Wednesday, March 28, 2012

Sock Lab, Round Seven: Bluemchen

Ready for spring?  Check out these Bluemchen!








I have made many, many crochet afghans out of motifs.  I have never constructed anything similar with knitting.  These socks are created toe-up with two hexagonal flower motifs attached at three sides.  Two little triangles fill in the gaps at the sides.  A pentagonal flower motif forms the heel, with a short gusset above.





I found some great alternate instructions on Ravelry which helped me figure out how to eliminate all the seaming in this sock.  The motifs were cast on provisionally, and the little gap-triangles were formed with short rows.


Some lessons learned with these socks: long floats are ok!  My stranded tension came out better when I wasn't putting the knitting down every four stitches to twist yarn strands around each other.  I tacked some of the floats together when I wove in my ends.

And crochet can be used to bind off a sock.  Nice and stretchy!  Who knew?

Sock Lab, Round Six: Estonian Heel Socks

I read this pattern over before I started my whole Sock Lab adventure, and it made very little sense to me.  I read it again after knitting Skew, and it clicked immediately.  The concept is a dead simple and seamless way to make a heel-out sock: make a four-sided motif which is concave, to form a heel cup.  When the opposite corners can meet over your instep, work two adjacent sides of the motif in one direction to make the foot, and the other two adjacent edges in the other direction to make the leg.


The original pattern calls for a star toe that ends up sort of on the top of the foot, but I chose to use short-rows to level off the bias and make a standard toe instead.
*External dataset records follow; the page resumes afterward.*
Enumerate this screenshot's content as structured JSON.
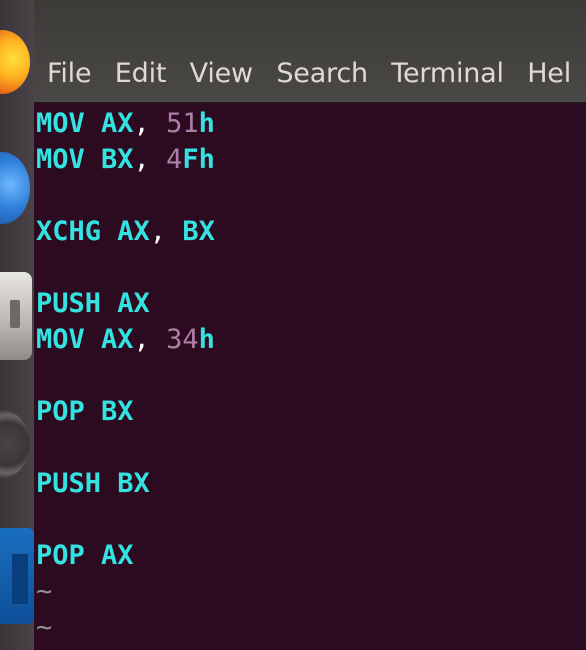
{
  "menu": [
    "File",
    "Edit",
    "View",
    "Search",
    "Terminal",
    "Hel"
  ],
  "lines": [
    {
      "op": "MOV AX",
      "sep": ",",
      "num": "51",
      "suf": "h"
    },
    {
      "op": "MOV BX",
      "sep": ",",
      "num": "4",
      "suf": "Fh"
    },
    {
      "op": "",
      "sep": "",
      "num": "",
      "suf": ""
    },
    {
      "op": "XCHG AX",
      "sep": ",",
      "num": "",
      "suf": "BX"
    },
    {
      "op": "",
      "sep": "",
      "num": "",
      "suf": ""
    },
    {
      "op": "PUSH AX",
      "sep": "",
      "num": "",
      "suf": ""
    },
    {
      "op": "MOV AX",
      "sep": ",",
      "num": "34",
      "suf": "h"
    },
    {
      "op": "",
      "sep": "",
      "num": "",
      "suf": ""
    },
    {
      "op": "POP BX",
      "sep": "",
      "num": "",
      "suf": ""
    },
    {
      "op": "",
      "sep": "",
      "num": "",
      "suf": ""
    },
    {
      "op": "PUSH BX",
      "sep": "",
      "num": "",
      "suf": ""
    },
    {
      "op": "",
      "sep": "",
      "num": "",
      "suf": ""
    },
    {
      "op": "POP AX",
      "sep": "",
      "num": "",
      "suf": ""
    }
  ],
  "tildes": [
    "~",
    "~"
  ]
}
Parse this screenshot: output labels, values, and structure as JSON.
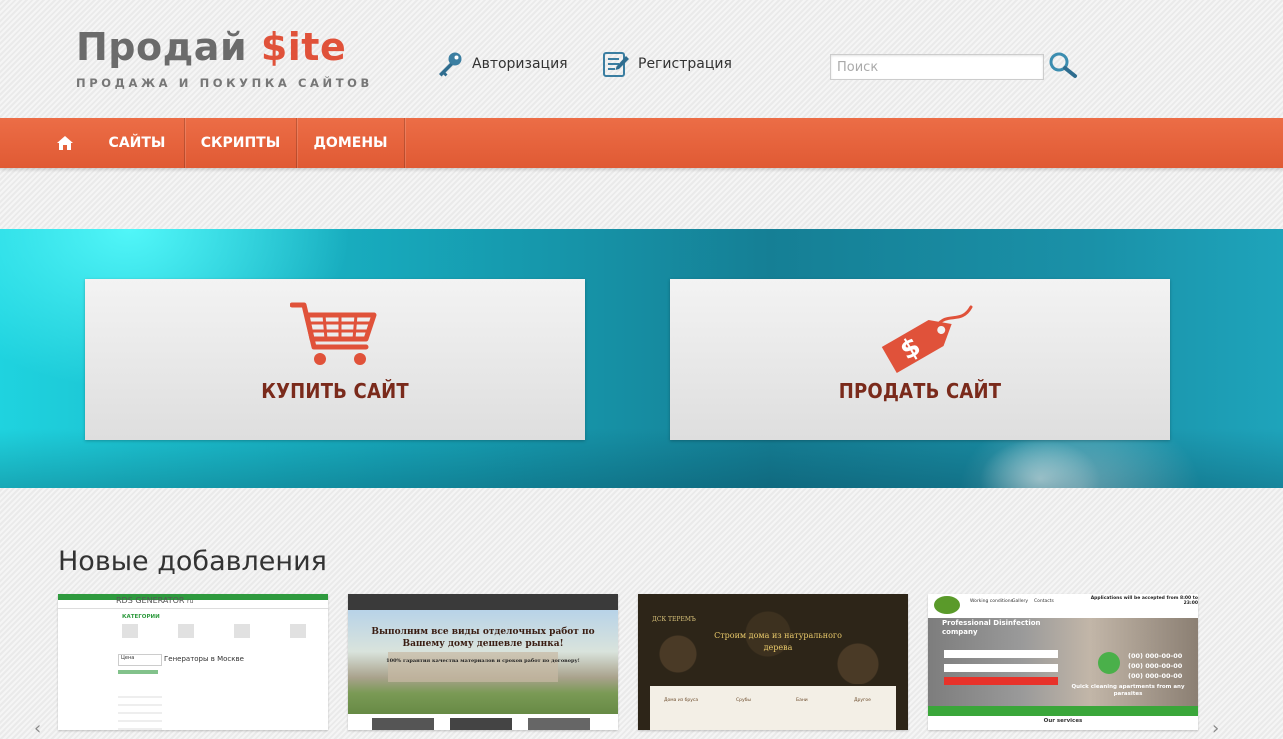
{
  "header": {
    "logo_main": "Продай ",
    "logo_accent": "$ite",
    "logo_sub": "ПРОДАЖА И ПОКУПКА САЙТОВ",
    "login_label": "Авторизация",
    "register_label": "Регистрация",
    "search_placeholder": "Поиск",
    "search_value": ""
  },
  "nav": {
    "home_icon": "home-icon",
    "items": [
      {
        "label": "САЙТЫ"
      },
      {
        "label": "СКРИПТЫ"
      },
      {
        "label": "ДОМЕНЫ"
      }
    ]
  },
  "banner": {
    "buy_label": "КУПИТЬ САЙТ",
    "buy_icon": "shopping-cart-icon",
    "sell_label": "ПРОДАТЬ САЙТ",
    "sell_icon": "price-tag-icon"
  },
  "section": {
    "title": "Новые добавления"
  },
  "colors": {
    "accent": "#e0523a",
    "nav_bg": "#e8633d",
    "banner_teal": "#17a8bb",
    "cta_text": "#7a2a1b"
  },
  "thumbnails": [
    {
      "brand": "RDS GENERATOR",
      "brand_suffix": "ru",
      "categories_label": "КАТЕГОРИИ",
      "headline": "Генераторы в Москве",
      "price_label": "Цена"
    },
    {
      "headline": "Выполним все виды отделочных работ по Вашему дому дешевле рынка!",
      "subline": "100% гарантия качества материалов и сроков работ по договору!"
    },
    {
      "brand": "ДСК ТЕРЕМЪ",
      "headline": "Строим дома из натурального дерева",
      "icons": [
        "Дома из бруса",
        "Срубы",
        "Бани",
        "Другое"
      ]
    },
    {
      "nav": [
        "Working conditions",
        "Gallery",
        "Contacts"
      ],
      "notice": "Applications will be accepted from 8:00 to 23:00",
      "headline": "Professional Disinfection company",
      "phone": "(00) 000-00-00",
      "tagline": "Quick cleaning apartments from any parasites",
      "services": "Our services"
    }
  ]
}
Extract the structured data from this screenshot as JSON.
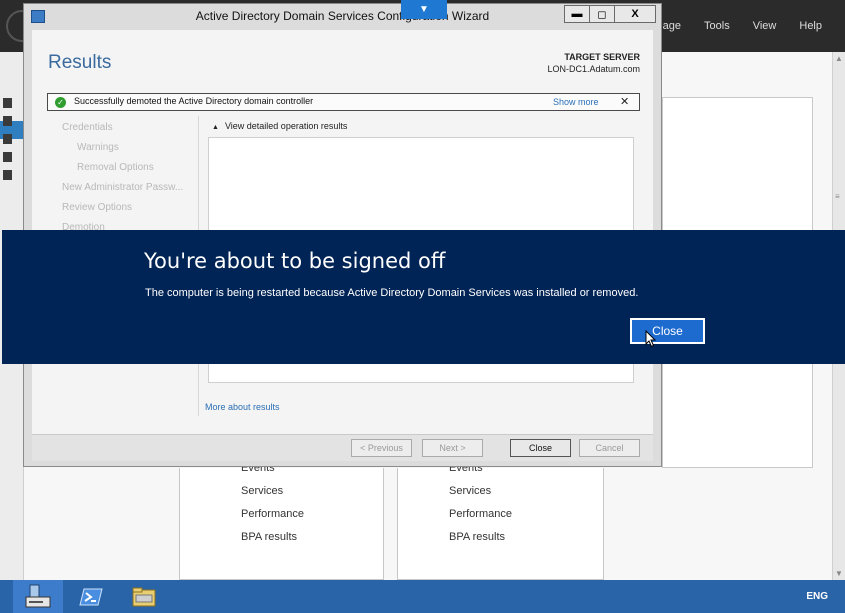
{
  "server_manager": {
    "menu": [
      "Manage",
      "Tools",
      "View",
      "Help"
    ],
    "tiles": [
      {
        "items": [
          "Events",
          "Services",
          "Performance",
          "BPA results"
        ]
      },
      {
        "items": [
          "Events",
          "Services",
          "Performance",
          "BPA results"
        ]
      }
    ]
  },
  "wizard": {
    "title": "Active Directory Domain Services Configuration Wizard",
    "heading": "Results",
    "target_server_label": "TARGET SERVER",
    "target_server_value": "LON-DC1.Adatum.com",
    "notification": {
      "text": "Successfully demoted the Active Directory domain controller",
      "show_more": "Show more"
    },
    "steps": [
      "Credentials",
      "Warnings",
      "Removal Options",
      "New Administrator Passw...",
      "Review Options",
      "Demotion"
    ],
    "detail_toggle": "View detailed operation results",
    "more_link": "More about results",
    "buttons": {
      "previous": "< Previous",
      "next": "Next >",
      "close": "Close",
      "cancel": "Cancel"
    }
  },
  "signoff": {
    "title": "You're about to be signed off",
    "message": "The computer is being restarted because Active Directory Domain Services was installed or removed.",
    "close_label": "Close"
  },
  "taskbar": {
    "language": "ENG"
  }
}
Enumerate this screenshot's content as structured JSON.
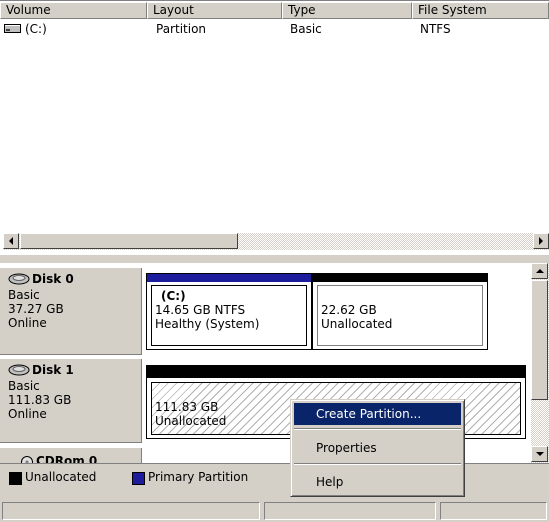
{
  "volume_list": {
    "columns": [
      "Volume",
      "Layout",
      "Type",
      "File System"
    ],
    "rows": [
      {
        "volume": "(C:)",
        "layout": "Partition",
        "type": "Basic",
        "file_system": "NTFS",
        "icon": "drive-icon"
      }
    ]
  },
  "disks": [
    {
      "name": "Disk 0",
      "type": "Basic",
      "size": "37.27 GB",
      "status": "Online",
      "partitions": [
        {
          "label": "(C:)",
          "size": "14.65 GB NTFS",
          "status": "Healthy (System)",
          "bar_color": "#1c1c9c"
        },
        {
          "label": "",
          "size": "22.62 GB",
          "status": "Unallocated",
          "bar_color": "#000000"
        }
      ]
    },
    {
      "name": "Disk 1",
      "type": "Basic",
      "size": "111.83 GB",
      "status": "Online",
      "partitions": [
        {
          "label": "",
          "size": "111.83 GB",
          "status": "Unallocated",
          "bar_color": "#000000"
        }
      ]
    },
    {
      "name": "CDRom 0"
    }
  ],
  "legend": {
    "items": [
      {
        "label": "Unallocated",
        "color": "#000000"
      },
      {
        "label": "Primary Partition",
        "color": "#1c1c9c"
      }
    ]
  },
  "context_menu": {
    "items": [
      {
        "label": "Create Partition...",
        "selected": true
      },
      {
        "label": "Properties",
        "selected": false
      },
      {
        "label": "Help",
        "selected": false
      }
    ]
  },
  "colors": {
    "selection": "#0a246a",
    "primary_partition": "#1c1c9c",
    "unallocated": "#000000",
    "window_face": "#d4d0c8"
  }
}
I had a bit of a problem with fit.  By the time I had a motif that could fit over my instep, my stitch count made for a baggy leg and foot.  I decreased every four rows as described in the pattern, but next time I will decrease more rapidly or switch to smaller needles for the foot and leg.  I ended up having to shove some decreases in at the end so the foot of my sock wouldn't be too long.


Ravelry link.  I'd make these again!  They have an unusual and dramatic look to them, and what a fun use of striping yarn.  X marks the spot!

Tuesday, March 27, 2012

Sock Lab, Round Five: Skew

I took a half-hearted stab at Skew a few years ago, but I only got to the toe of Sock #1 before I hibernated the project, and then something else happened... oh yes, I had twins and my crafting time/brain became pretty limited.  When I picked them up months later, I felt disoriented in the pattern and didn't really feel the love, so I ripped them out.



Two years later, and success!  The pattern is very well written but it does require a little more attention at the sticky parts, especially, of course, the heel.  It seemed like the pre-heel set-up and the post-heel gusset took a little longer than on a regular sock, which may have added to my sense of vigilance.

Anyway.










What has made Skew famous is the dramatic and unique "Origami" heel.  It is formed by asymmetrical increases which create a flap off to one side.  This flap is seamed closed with a 15-stitch Kitchener, which makes it tuck in neatly and form the cup of the heel.


On Ravelry, I have read it many times: a first-time sock knitter navigating the heel for the first time.  Whether top-down or toe-up, the heel seems to be a little miracle of geometry that is hard to visualize.  The advice is usually "Run a lifeline, take a deep breath, and just follow the pattern blindly."  Skew felt like that for me - I really had no idea how this heel was going to come together until the moment it did.  Exhilarating!

My Skews fit my feet fairly well (although I made the foot a shade too long), but the feedback is that the fit is specfic around the ankle.  That band across the back of the ankle can make the sock too tight for people with wide feet or ankles.


The yarn is my own hand-dyed, using a base of Wildfoote Luxury Sock, which was squishy and lovely.